[development] Drupal and i18n, the holy grail?
Bèr Kessels
ber at webschuur.com
Sat Feb 25 13:56:01 UTC 2006
Or, how to get the i18n project rolling.
online here too http://www.webschuur.com/node/525
First of all we need to recognise that there is no Ultimate i18n solution.
There are many, all depending on the different needs, cases and
implementations.
So, I really do not believe in a single i18n module. Or in a holy grail.
Therefore I torn the problem apart, and made Lego blocks out of it. That way
the problem becomes rather clear.
On the top level there are a few types of i18n sites:
1 Mixed content. Sometimes I blog in English, sometimes in Dutch.
2 Mirrored translations. For *every single item* in a "normal" site, you now
need X amount (X being amount of active languages). this can be reduced by
saying 'I need admin areas only in language A, admin is defined as Foo and
Bar'
3 Growing translations. For every piece of content there may, or may not, be a
translation. Think about freetagging (a tag beer and a tag bier). Or about
community efforts to get pages translated. interlingual connections (read
this in langB) lay, or may not be required.
4 A few pages in langA to explain what its about. Simple, just maintain a few
pages in another language.[1]
5 Inline translations. Only certain elements of content have to be translated.

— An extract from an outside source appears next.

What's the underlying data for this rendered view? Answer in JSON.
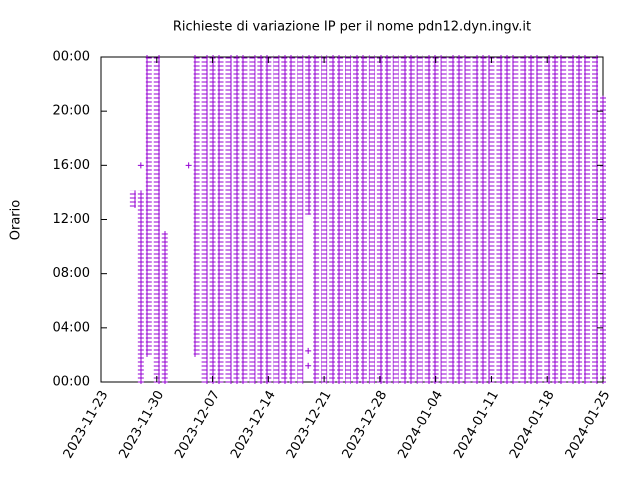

Example: a photogallery with only English and Dutch "descriptions". They may
appear on one page even. Other elements may not be translated like the title,
that can be the same for both languages.
We can also differentiate some other translations areas. The clear difference
being:
1 content (terms, nodes, comments, profiles. oh if only they all were
*cough* :))
2 interfaces (PO file import export)
3 admin submitted configuration (think menu-titles, or user roles, or
flexinode types, or profile fields)
The good news, is that all the types have one common denominator: language
switching. Except maybe for site type 4.
The bad news is that both workflow and interfaces differ a *lot* between the
various types.
So here is what I propose:
* locale.module+locale.inc, current implementation MINUS language
choosing/switching interface and code! handles "translate area 2".
* lang_switcher.module. A *simple* API/library module containing only APIs and
a block to select languages. No editing interfaces or forms should be in
there. Should also contain the three methods of storing the language in APIs.
$SESSION, url prefix /en/node/12 /fr/node/12 and url postfix ?lang=en.
* config_translation.inc. the toughest part: a contrib that allows us to
translate missions, blocks, menu-items etc. handles "translate area 3". I
have a fuzzy vision of some form_alter, combined with table prefixing (ugh!)
and variable_get/_set prefixing. Needs clear thought.
* Loads of modules and or themes using these APIs and systems to allow a
variety of cases and workflows. Node_translator.module,
comment_lang_switchers (yes, ever thought of how to avoid EN comments
appearing under the DE version, heh?). oh and, off course a contrib
user_profile_lang.module, containing the part from locale.module, where you
store your language preference in your profile.
And now? Fists in the air and *ffoooorwaaaaaaard* :)
Serious: if we think these Lego blocks are well defined, we only need to make
them, the blocks. Most of this is ripping stuff from existing modules,
putting that in other modules and finetune that. Oh, and occasionally we need
to build non-existing stuff, like config_translation.inc/.module.
Starting here, IMO is better then writing down that the industry needs i18n,
not? Or developing yet another module for translating the 60% your specific
case needs translated (and no-one else will ever need).
BZR? CVS? bright SVN? Drupal.org issues? where to start?
Bèr
[1] unfortunately not /that/ simple, because if you want to have poor SEO and
so, you need to add the lang="" entity to the surrounding XHTML.